Personal trainers, whether your with a client or not, conduct yourself like a professional. Don't whip out a set of chin ups in the middle of a client session just to show off to everyone around you how beefed, buffed, primed and creased you are. Don't wear crotch-crawling shorts or painted-on tops to (again) show off how beefed, buffed, primed and creased you are. Don't high five the gang of lifters or flirt with other clients who also happen to be nearby at the moment. Your attention should be on your client at all times, making sure he or she is performing an exercise properly and providing motivation when the work is tough (without being so noisy and obnoxious that everyone in the gym hears you--which is quite a feat considering how loud the overhead music thumps at times).

Finally, in no particular order, are other grievances I have with some folks I encounter at the gym:


  • If you're too shy, insecure or whatever to change in front of people of the same gender in the locker room, then make arrangements to change before arriving. Hogging a toilet stall just so you can slip on your sports bra in private is annoying.

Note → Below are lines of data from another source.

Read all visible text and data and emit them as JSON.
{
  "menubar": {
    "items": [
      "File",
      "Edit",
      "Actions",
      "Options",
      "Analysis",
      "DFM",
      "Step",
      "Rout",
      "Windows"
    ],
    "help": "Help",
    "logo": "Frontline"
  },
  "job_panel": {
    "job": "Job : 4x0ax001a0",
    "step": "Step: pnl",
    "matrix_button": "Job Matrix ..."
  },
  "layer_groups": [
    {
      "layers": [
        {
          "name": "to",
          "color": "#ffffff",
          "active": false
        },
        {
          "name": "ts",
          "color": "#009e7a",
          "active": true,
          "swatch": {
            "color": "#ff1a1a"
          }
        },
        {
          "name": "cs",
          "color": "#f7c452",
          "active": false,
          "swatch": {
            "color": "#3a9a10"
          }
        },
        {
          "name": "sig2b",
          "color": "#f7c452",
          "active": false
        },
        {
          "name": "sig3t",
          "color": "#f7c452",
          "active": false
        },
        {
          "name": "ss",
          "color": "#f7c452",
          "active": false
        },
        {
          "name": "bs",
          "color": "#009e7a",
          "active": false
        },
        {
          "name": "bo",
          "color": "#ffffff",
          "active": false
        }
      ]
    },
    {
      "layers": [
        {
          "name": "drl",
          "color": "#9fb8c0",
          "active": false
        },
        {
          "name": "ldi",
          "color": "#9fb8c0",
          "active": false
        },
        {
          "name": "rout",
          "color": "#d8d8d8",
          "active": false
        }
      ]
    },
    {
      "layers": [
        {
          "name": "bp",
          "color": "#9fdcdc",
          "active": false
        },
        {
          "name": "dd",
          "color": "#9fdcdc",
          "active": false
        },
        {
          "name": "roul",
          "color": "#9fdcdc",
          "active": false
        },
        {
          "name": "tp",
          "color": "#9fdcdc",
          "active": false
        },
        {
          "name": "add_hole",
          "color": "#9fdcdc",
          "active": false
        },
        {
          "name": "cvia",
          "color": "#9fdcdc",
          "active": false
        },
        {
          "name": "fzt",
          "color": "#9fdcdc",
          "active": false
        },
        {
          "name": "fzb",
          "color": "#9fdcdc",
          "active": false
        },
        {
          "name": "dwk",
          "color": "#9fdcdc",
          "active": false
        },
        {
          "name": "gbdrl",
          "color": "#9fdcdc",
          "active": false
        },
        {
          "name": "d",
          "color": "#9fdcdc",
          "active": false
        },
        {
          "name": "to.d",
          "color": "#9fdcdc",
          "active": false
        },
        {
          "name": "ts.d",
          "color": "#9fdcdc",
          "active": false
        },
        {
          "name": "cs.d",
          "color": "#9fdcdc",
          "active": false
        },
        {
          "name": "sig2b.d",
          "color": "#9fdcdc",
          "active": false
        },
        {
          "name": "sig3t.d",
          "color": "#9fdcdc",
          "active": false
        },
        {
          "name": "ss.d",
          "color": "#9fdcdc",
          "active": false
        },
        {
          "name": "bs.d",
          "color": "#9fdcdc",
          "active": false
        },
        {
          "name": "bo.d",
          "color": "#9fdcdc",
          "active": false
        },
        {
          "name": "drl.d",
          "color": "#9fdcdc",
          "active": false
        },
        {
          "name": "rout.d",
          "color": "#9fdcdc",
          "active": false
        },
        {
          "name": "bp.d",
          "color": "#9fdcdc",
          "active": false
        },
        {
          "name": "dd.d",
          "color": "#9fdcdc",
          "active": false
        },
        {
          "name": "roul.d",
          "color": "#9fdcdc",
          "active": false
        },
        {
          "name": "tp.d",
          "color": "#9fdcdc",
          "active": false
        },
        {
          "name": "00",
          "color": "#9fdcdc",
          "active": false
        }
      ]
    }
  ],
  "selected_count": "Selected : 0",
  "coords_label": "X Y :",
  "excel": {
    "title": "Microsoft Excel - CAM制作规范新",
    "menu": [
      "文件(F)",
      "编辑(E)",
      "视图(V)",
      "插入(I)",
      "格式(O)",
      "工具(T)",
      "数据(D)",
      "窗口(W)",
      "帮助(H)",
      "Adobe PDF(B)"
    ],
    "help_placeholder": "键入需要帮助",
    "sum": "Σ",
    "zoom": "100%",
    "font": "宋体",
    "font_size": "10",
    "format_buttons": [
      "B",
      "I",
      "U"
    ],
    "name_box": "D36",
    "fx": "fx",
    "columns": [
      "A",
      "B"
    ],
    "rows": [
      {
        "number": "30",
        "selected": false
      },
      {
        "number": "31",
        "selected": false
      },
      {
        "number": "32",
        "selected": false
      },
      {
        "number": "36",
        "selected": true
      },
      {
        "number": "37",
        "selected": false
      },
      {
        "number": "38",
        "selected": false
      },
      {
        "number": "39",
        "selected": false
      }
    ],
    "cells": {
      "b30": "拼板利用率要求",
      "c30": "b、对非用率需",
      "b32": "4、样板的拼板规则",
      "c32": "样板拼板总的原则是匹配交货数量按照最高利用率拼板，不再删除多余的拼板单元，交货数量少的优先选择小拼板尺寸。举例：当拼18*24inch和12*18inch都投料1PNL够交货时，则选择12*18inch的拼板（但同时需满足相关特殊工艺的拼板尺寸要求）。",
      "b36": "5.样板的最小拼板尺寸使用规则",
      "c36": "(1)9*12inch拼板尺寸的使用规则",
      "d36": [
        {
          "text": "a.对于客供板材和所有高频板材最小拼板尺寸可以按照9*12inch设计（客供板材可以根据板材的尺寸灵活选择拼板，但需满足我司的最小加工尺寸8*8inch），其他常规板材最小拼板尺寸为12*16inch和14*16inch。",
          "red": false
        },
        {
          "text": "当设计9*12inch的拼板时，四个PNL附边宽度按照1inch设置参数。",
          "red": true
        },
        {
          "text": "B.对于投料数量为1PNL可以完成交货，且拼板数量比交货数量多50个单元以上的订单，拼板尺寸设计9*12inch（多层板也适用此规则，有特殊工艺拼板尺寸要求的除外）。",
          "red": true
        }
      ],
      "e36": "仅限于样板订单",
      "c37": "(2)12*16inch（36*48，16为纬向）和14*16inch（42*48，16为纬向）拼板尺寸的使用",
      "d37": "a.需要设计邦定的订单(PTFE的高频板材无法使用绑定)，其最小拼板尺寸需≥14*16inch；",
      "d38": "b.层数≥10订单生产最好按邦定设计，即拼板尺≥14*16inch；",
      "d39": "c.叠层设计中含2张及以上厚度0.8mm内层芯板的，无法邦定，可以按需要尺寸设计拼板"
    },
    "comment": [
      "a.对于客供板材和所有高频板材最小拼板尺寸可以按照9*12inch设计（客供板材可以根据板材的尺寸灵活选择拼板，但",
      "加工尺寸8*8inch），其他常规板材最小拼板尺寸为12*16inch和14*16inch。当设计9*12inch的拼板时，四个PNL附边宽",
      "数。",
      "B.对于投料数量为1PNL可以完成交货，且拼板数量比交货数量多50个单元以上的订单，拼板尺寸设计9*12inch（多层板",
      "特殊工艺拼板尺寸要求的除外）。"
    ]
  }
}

  • You cannot be oblivious to the fact that you sweat, therefore you have no excuse for not cleaning up your drips, your drops and your puddles. No towel? The gym has plenty of paper towel dispensers (and disinfectant spray bottles) available.

  • Just because you shelled out for a silly nutrition/sports drink to show off how you supposedly need so much extra protein and other nutrients to fuel your ripped bod doesn't mean you don't have to take the bottle with you wherever you go until you can dispose of it in a trashcan.

  • While being a gym member is a great way to make friends or spend time with friends, the gym is not the place to swap gossip ad nauseam. Get your workout and get out. Most likely there's a Smoothie Shack or Smoothie King or Jamba Juice or cheap bar nearby where you and your buddy can yak to your heart's content.

  • The gym is not the place to conduct business over the phone. Hang up and work out!


For some of us, working out is essential for our mental health as well as our physical health. Don't put our sanity in jeopardy by being a jerk at the gym.